Difendere davvero la Revolución
Allora – e qui spieghiamo il senso del titolo di quest’articolo – davvero Cuba non è “un’isola”. Sia perché, appunto, il capitalismo è già stato restaurato da una burocrazia che si è trasformata nella nuova classe borghese cancellando la contraddizione dell’esistenza di un’economia non capitalista nel sistema capitalistico mondiale; sia perché il complessivo processo che ha condotto a questo risultato è molto simile a quello occorso negli altri ex Stati operai e, in particolare, a quello cinese, in cui pure la burocrazia che continua a definirsi “comunista” ha gestito la trasformazione dello Stato e ora gode dei relativi benefici[1]. Ma intendiamo anche delineare un aspetto pratico tutt’altro che secondario di questo dibattito.
In Cina, la burocrazia restaurazionista stroncò sul nascere ogni possibile opposizione con un pesante intervento poliziesco e militare conclusosi nel sangue sparso a Piazza Tienanmen il 4 giugno 1989. Non possiamo oggi prevedere se a Cuba, a fronte dei provvedimenti economici che peggioreranno ancor di più le condizioni della popolazione, il movimento di massa irromperà nella scena politica, come già accaduto in passato[2]. Se ciò dovesse accadere e il regime, come in Cina, reagisse per schiacciare la mobilitazione, da che lato si porrebbero coloro che più o meno onestamente continuano a vedere in Cuba “l’ultimo bastione socialista”? Appoggeranno questo movimento e contribuiranno con tutti i settori rivoluzionari cubani a disputare la direzione del movimento alle correnti capitaliste? Oppure faranno come fece la maggior parte della sinistra rispetto ai fatti di Tienanmen, cioè un fronte unico col governo per massacrare i lavoratori e gli studenti “controrivoluzionari”?
Non si tratta di una domanda retorica, poiché va ricordato che i dirigenti cubani non hanno mai smesso di guardare alla Cina come loro riferimento.

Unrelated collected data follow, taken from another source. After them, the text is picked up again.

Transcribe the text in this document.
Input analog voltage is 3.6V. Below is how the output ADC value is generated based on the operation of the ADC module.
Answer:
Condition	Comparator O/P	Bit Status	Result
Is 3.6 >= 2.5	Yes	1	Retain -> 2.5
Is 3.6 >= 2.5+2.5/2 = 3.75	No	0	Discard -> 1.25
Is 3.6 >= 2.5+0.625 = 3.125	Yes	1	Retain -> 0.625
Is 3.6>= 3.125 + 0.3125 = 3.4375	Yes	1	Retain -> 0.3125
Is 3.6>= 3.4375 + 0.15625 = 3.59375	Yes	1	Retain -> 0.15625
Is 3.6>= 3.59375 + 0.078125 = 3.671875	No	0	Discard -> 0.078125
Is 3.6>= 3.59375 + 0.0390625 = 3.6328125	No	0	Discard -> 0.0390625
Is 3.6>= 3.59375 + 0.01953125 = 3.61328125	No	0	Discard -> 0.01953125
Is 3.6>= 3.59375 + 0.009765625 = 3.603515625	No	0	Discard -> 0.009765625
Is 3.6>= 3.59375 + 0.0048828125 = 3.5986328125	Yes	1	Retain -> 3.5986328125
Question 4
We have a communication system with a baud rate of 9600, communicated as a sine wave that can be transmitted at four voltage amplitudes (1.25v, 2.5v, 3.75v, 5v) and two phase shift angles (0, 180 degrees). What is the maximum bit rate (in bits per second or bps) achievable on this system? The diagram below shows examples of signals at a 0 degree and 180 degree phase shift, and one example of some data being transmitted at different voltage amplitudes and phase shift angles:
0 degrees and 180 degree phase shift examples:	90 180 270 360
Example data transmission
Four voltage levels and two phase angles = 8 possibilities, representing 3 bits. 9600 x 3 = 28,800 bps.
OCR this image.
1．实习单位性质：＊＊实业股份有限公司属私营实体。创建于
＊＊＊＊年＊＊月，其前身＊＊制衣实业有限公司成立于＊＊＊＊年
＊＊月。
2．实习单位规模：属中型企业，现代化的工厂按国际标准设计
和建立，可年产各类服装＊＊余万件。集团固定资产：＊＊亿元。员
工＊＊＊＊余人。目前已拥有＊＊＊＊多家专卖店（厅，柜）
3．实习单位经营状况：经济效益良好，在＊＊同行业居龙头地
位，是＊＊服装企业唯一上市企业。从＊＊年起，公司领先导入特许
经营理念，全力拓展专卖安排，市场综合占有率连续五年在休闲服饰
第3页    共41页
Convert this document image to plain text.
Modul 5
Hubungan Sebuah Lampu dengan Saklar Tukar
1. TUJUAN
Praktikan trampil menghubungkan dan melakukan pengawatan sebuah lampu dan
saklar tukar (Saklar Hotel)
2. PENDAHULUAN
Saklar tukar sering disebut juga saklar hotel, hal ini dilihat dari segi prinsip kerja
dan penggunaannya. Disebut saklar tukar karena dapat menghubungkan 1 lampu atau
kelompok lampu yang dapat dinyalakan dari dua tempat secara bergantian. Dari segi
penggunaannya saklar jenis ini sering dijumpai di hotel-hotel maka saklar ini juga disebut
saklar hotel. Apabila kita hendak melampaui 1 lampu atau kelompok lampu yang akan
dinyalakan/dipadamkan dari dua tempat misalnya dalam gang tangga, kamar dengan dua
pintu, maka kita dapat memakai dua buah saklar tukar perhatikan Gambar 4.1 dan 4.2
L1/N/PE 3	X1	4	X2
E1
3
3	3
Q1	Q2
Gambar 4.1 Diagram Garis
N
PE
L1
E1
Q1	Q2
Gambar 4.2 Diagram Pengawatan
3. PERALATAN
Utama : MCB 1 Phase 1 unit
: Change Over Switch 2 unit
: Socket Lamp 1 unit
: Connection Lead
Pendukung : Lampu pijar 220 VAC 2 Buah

I sedicenti “difensori della Revolución” stanno, in realtà, difendendo una casta che ha già reintrodotto il capitalismo nella Isla utilizzando l’autorità che le deriva dalla rivoluzione del 1959; stanno, in ultima analisi, difendendo un paese governato da una dittatura capitalista.
Per difendere realmente quella rivoluzione, è invece necessario rovesciare quel regime riprendendo nel contempo le conquiste strutturali del 1959: con una nuova espropriazione della borghesia, nazionale ed internazionale; col recupero del monopolio del commercio estero; con la ricostruzione dell’economia centralmente pianificata.
Costruire una nuova rivoluzione, contro il governo e lo Stato cubani che la stanno tradendo, significa davvero difendere la Revolución.
Note
[1] C’è un dato sulla Cina, abbastanza conosciuto, secondo cui, dei 3.220 cinesi con una fortuna superiore a 10 milioni di dollari, 2.932 sono o erano funzionari di alto rango del Partito comunista.
[2] Ad esempio, nel 1994, nella crisi dei “balseros”, in cui solo l’autorità di Fidel Castro riuscì a sedare le numerose e partecipate rivolte che si sviluppavano spontaneamente nel centro dell’Avana.